Thyroid hormone (T3) and high glucose concentrations are critical components of β-cell maturation and function. In the present study, we asked whether T3 and glucose signaling pathways coordinately regulate transcription of genes important for β-cell function and proliferation.

RNA-seq analysis was performed on cadaveric human islets from five different donors in response to low and high glucose concentrations and in the presence or absence of T3. Gene expression was also studies in sorted human β-cells, mouse islets and Ins-1 cells by RT-qPCR. Silencing of the thyroid hormone receptors (THR) was conducted using lentiviruses. Proliferation was assessed by ki67 immunostaining in primary human/mouse islets. Chromatin immunoprecipitation and proximity ligation assay were preformed to validate interactions of ChREBP and THR.
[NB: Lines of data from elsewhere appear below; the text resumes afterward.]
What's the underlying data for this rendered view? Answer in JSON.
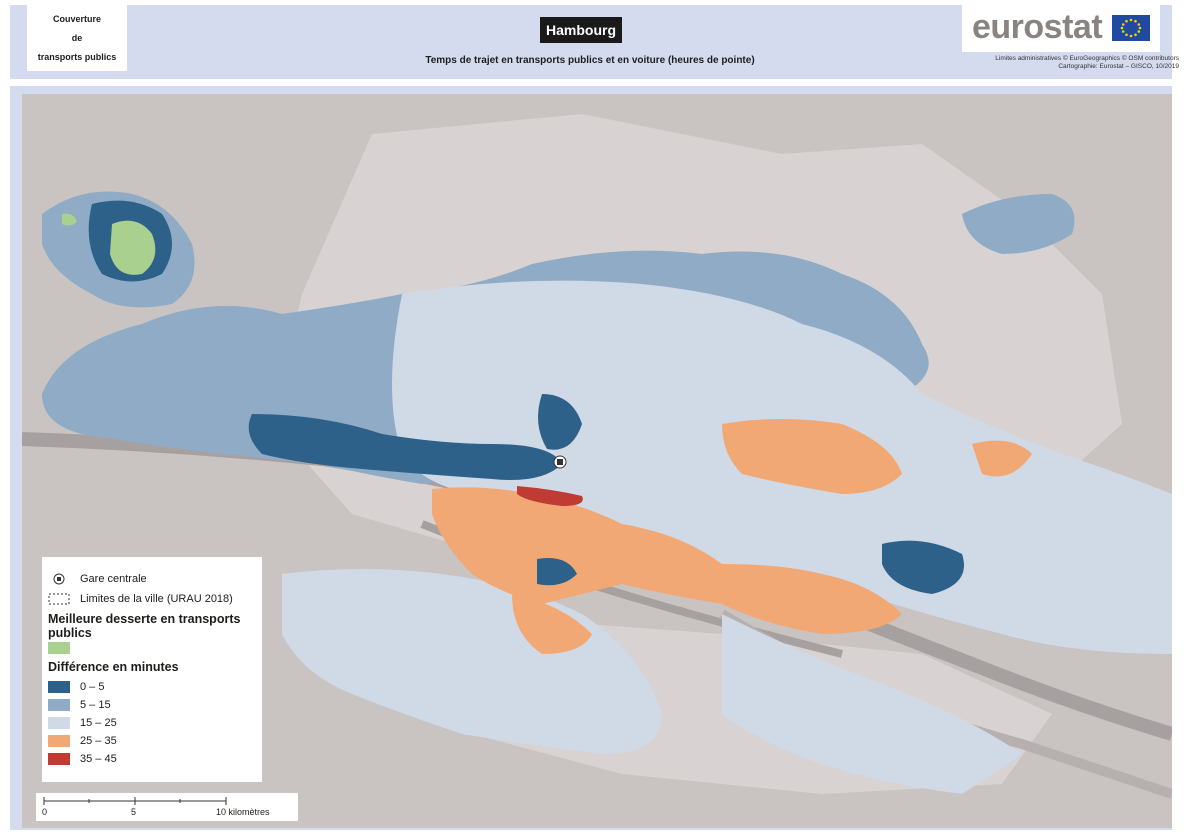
{
  "header": {
    "theme_lines": [
      "Couverture",
      "de",
      "transports publics"
    ],
    "city": "Hambourg",
    "subtitle": "Temps de trajet en transports publics et en voiture (heures de pointe)",
    "logo_text": "eurostat",
    "credits_line1": "Limites administratives © EuroGeographics © OSM contributors",
    "credits_line2": "Cartographie: Eurostat – GISCO, 10/2019"
  },
  "legend": {
    "station_label": "Gare centrale",
    "boundary_label": "Limites de la ville (URAU 2018)",
    "best_heading": "Meilleure desserte en transports publics",
    "diff_heading": "Différence en minutes",
    "classes": [
      {
        "label": "0 – 5",
        "color": "#2e6189"
      },
      {
        "label": "5 – 15",
        "color": "#8fabc6"
      },
      {
        "label": "15 – 25",
        "color": "#d0d9e6"
      },
      {
        "label": "25 – 35",
        "color": "#f2a874"
      },
      {
        "label": "35 – 45",
        "color": "#c03b34"
      }
    ],
    "best_color": "#a9d08e"
  },
  "scale": {
    "ticks": [
      "0",
      "5",
      "10 kilomètres"
    ]
  },
  "map": {
    "background_color": "#c9c3c1",
    "river_color": "#a7a0a0",
    "city_boundary_color": "#ffffff"
  }
}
We found glucose-mediated expression of carbohydrate response element binding protein alpha and beta (ChREBPα and ChREBPβ) mRNAs and their target genes are highly dependent on T3 concentrations in rodent and human β-cells. In β-cells, T3 and glucose coordinately regulate the expression of ChREBPβ and PCK1 (phosphoenolpyruvate carboxykinase-1) among other important genes for β-cell maturation. Additionally, we show the thyroid hormone receptor (THR) and ChREBP interact, and their relative response elements are located near to each other on mutually responsive genes. In FACS-sorted adult human β-cells, we found that high concentrations of glucose and T3 induced the expression of PCK1. Next, we show that overexpression of Pck1 together with dimethyl malate (DMM), a substrate precursor, significantly increased β-cell proliferation in human islets. Finally, using a Cre-Lox approach, we demonstrated that ChREBPβ contributes to Pck1-dependent β-cell proliferation in mouse β-cells.

We conclude that T3 and glucose act together to regulate ChREBPβ, leading to increased expression and activity of Pck1, and ultimately increased β-cell proliferation.